Re: “Creatio ex nihilo.” According to Wikipedia, the term – Latin for “creation out of nothing” – is the doctrine that matter – including souls and energy itself – “is not eternal but had to be created by some divine creative act. It is a theistic answer to the question of how the universe comes to exist. It is in contrast to ‘Ex nihilo nihil fit’ or ‘nothing comes from nothing.'”
Re: “The Bible Says It, I Believe It, That Settles It.” That article notes the “oversimplification of scripture [which] ignores a host of historical and cultural considerations we must take into account when we study scripture because there were historical and cultural circumstances that directly influenced the writing of the Bible.” It cites Bible passages that support killing “witches,” and children who curse their parents, for example. See also Just because you believe the Bible ‘says it’ doesn’t ‘settle it:'”
To use the Bible in this way is an oversimplification at best and a lazy or arrogant generalization at worst. The author of Hebrews challenges us to see the word of God (logos) as a breathing life-force that is actively effective to penetrate into the depths of each of us, bringing conviction and discernment to our lives as we engage in relational interaction with the Spirit of God… [Further,] squabbles over inerrancy lose substantive value and overlook the contamination of the Scriptures by frail and sinful humans. Humans transmitted, wrote, transcribed, translated and interpreted the Bible.

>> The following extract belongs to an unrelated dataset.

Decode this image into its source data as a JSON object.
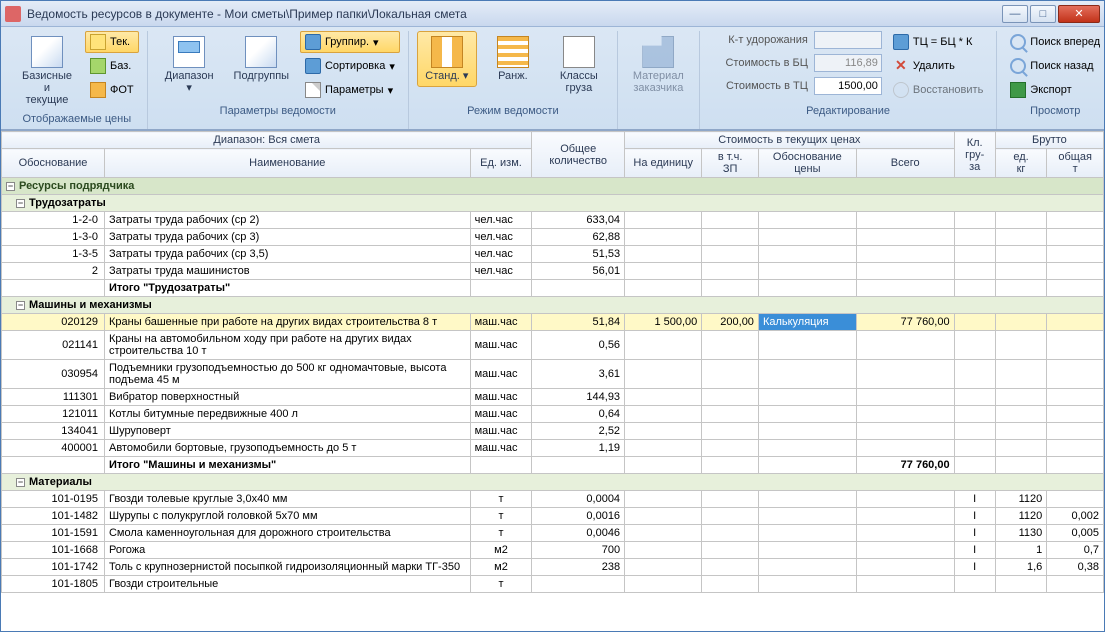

Note also the definition of INTERACTION, according to the Cambridge Dictionary: “an occasion when two or more people or things communicate with or react to each other.” See also Wesleyan Quadrilateral – Wikipedia, on the four sources of theological and doctrinal development, of which personal experience – personal interaction with God – “is the strongest proof of Christianity.”
Re: INQUIRING MINDS WANT TO KNOW. According to the Cambridge English Dictionary, the term is “used when asking someone to give you information that was previously secret or unknown.” But see also National Enquirer – Wikipedia, “During the 1980s, the tabloid’s slogan in radio and TV ads was ‘Enquiring minds want to know.'”
On the May 18 feast day see also Ascension Day 2017 – “Then He opened their minds.”
Re: Hebrews 12:2. The full passage reads: “Let us fix our eyes on Jesus, the pioneer and perfecter of faith. For the joy set before him he endured the cross, scorning its shame, and sat down at the right hand of the throne of God.”